時間内に早く正確に本文の情報を処理できるかが勝負!
【傾向】
■出題形式
<経営学部以外>
100分で、現代文1題・古文1題・漢文1題。記述式が基本で、字数制限が設けられている設問が大半を占める。
<経営学部>
80分で、現代文1題・古文1題。現代文、古文の内容ともに他学部の内容と共通。
<経営学部>
80分で、現代文1題・古文1題。現代文、古文の内容ともに他学部の内容と共通。
■傾向について
現代文は、主に評論で、哲学・社会学など幅広い分野から出題される。論理展開が明確で読みやすいものが多いものの、本文の分量がかなり多い(5000字程度)。また、設問も合計400字程度の記述量が要求され、時間内に答案を仕上げるのが難しい。東大・京大や阪大の一部の設問のように、「自分の言葉で」説明させる設問はあまり見られないが、その分だけ本文根拠を素早く正確に見抜き、字数制限内で内容をまとめるという「情報処理」的な思考法・解き方が重要である。勿論、「それっぽい」箇所を抜き出すだけでは解けないので、本文内容を理解する必要があることは大前提である。例年、60~100字程度の記述問題が3問と、全体の要約が必要となる160字程度の記述問題が1問、「漢字の書き取り」が1問(5つの書き取り)出題されている。
古文は、物語・日記・説話・評論など様々なジャンルから出題されるが、説話や軍記物語など中世の出典がやや多く、読みやすい文章が多い。設問は文法・現代語訳・内容説明などに加え、文学史知識が1問程度問われることが特徴である。現代文や漢文に比して、文法・単語や文学史などの知識が定着していれば取り組みやすい大問であり、受験生にとっては比較的短時間で得点を稼ぎやすいと言える。ただし、読みづらい文章が出題される年度もあり、また問われる文学史知識も文学ジャンルや作品名のみならず、作品の内容に関する知識が問われることもあり「(『伊勢物語』の主人公の名前」→「在原業平」や「後鳥羽院に関係の深い歌集」→『新古今和歌集』など)、決して油断はできない。

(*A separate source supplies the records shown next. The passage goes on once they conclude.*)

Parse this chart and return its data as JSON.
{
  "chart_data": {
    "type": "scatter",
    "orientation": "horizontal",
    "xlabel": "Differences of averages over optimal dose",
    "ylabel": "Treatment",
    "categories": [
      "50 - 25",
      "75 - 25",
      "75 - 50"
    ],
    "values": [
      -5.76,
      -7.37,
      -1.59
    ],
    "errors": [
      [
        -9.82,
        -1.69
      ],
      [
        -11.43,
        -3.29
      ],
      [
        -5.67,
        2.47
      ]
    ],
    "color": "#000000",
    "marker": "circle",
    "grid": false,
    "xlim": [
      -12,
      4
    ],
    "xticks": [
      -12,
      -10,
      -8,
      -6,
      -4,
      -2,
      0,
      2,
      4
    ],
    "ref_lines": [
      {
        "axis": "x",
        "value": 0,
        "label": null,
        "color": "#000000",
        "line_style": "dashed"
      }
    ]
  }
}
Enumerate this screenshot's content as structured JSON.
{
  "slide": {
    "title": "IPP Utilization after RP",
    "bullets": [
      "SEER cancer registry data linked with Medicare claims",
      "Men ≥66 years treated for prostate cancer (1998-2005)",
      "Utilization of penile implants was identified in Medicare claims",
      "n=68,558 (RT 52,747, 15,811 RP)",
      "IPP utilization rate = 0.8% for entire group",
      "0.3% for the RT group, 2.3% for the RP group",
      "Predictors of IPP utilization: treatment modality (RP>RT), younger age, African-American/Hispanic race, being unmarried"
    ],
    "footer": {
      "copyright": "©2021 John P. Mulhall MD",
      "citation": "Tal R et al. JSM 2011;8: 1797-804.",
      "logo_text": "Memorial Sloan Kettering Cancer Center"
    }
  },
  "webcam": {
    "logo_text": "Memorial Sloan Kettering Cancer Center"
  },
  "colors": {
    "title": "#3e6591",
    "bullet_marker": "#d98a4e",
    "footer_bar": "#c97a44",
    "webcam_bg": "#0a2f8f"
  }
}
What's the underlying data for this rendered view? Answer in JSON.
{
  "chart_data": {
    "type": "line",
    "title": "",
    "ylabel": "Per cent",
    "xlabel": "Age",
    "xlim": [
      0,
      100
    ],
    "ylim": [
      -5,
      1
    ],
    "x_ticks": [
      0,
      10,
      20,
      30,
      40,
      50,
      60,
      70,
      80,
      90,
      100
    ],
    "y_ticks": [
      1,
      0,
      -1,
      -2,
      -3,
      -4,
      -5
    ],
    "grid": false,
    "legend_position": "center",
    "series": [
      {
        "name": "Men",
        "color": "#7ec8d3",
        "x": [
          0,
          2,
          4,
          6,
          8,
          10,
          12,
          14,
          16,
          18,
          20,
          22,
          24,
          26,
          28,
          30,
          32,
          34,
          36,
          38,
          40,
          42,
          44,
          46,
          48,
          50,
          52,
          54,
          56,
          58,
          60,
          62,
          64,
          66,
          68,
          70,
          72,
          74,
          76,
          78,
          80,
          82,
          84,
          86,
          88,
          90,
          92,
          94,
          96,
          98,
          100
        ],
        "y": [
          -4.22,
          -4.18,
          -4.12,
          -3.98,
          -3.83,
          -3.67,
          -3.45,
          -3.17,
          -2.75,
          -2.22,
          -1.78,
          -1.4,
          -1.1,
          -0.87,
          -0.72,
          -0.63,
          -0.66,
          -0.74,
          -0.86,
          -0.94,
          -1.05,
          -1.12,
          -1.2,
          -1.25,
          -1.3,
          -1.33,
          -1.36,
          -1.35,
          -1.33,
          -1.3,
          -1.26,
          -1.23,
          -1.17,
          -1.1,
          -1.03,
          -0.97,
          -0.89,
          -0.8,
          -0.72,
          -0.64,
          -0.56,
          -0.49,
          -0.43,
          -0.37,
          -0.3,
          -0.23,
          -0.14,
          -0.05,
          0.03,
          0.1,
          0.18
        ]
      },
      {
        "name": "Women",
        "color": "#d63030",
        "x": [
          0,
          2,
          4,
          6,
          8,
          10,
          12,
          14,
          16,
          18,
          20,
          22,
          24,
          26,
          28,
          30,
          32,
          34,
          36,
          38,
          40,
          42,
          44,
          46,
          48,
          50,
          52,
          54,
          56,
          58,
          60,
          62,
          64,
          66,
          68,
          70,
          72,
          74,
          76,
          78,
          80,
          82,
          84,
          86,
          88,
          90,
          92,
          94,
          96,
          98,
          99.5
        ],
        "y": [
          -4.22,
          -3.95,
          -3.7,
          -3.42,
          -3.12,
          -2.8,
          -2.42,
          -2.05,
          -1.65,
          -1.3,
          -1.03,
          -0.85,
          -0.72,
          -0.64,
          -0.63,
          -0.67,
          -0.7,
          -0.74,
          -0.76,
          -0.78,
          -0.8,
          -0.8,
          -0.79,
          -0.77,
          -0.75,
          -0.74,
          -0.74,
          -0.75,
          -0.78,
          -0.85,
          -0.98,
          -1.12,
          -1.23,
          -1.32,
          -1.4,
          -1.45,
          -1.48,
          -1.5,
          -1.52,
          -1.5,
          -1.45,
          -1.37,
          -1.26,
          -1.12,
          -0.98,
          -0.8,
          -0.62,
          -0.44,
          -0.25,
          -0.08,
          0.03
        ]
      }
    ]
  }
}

漢文は、説話・評論・随筆など様々なジャンルから出題され、必要とされる知識は標準的なものがほとんどである。ただし文章自体は古文に比してやや難しいものが多い。設問は基本的な漢字や句形の読み方・書き下し文を答えさせるものと、現代語訳・内容説明があるが、現代語訳・内容説明ともに文章の内容を正確に理解していないと答えづらいものが多い。更に、神大の国語では現代文に多くの時間が取られるため、比較的短時間で解答しなければならない点も難度を高めている。全体として共通テストレベルよりもさらに踏み込んだ学習が必要である。なお、古文と異なり、文学史知識は問われていない。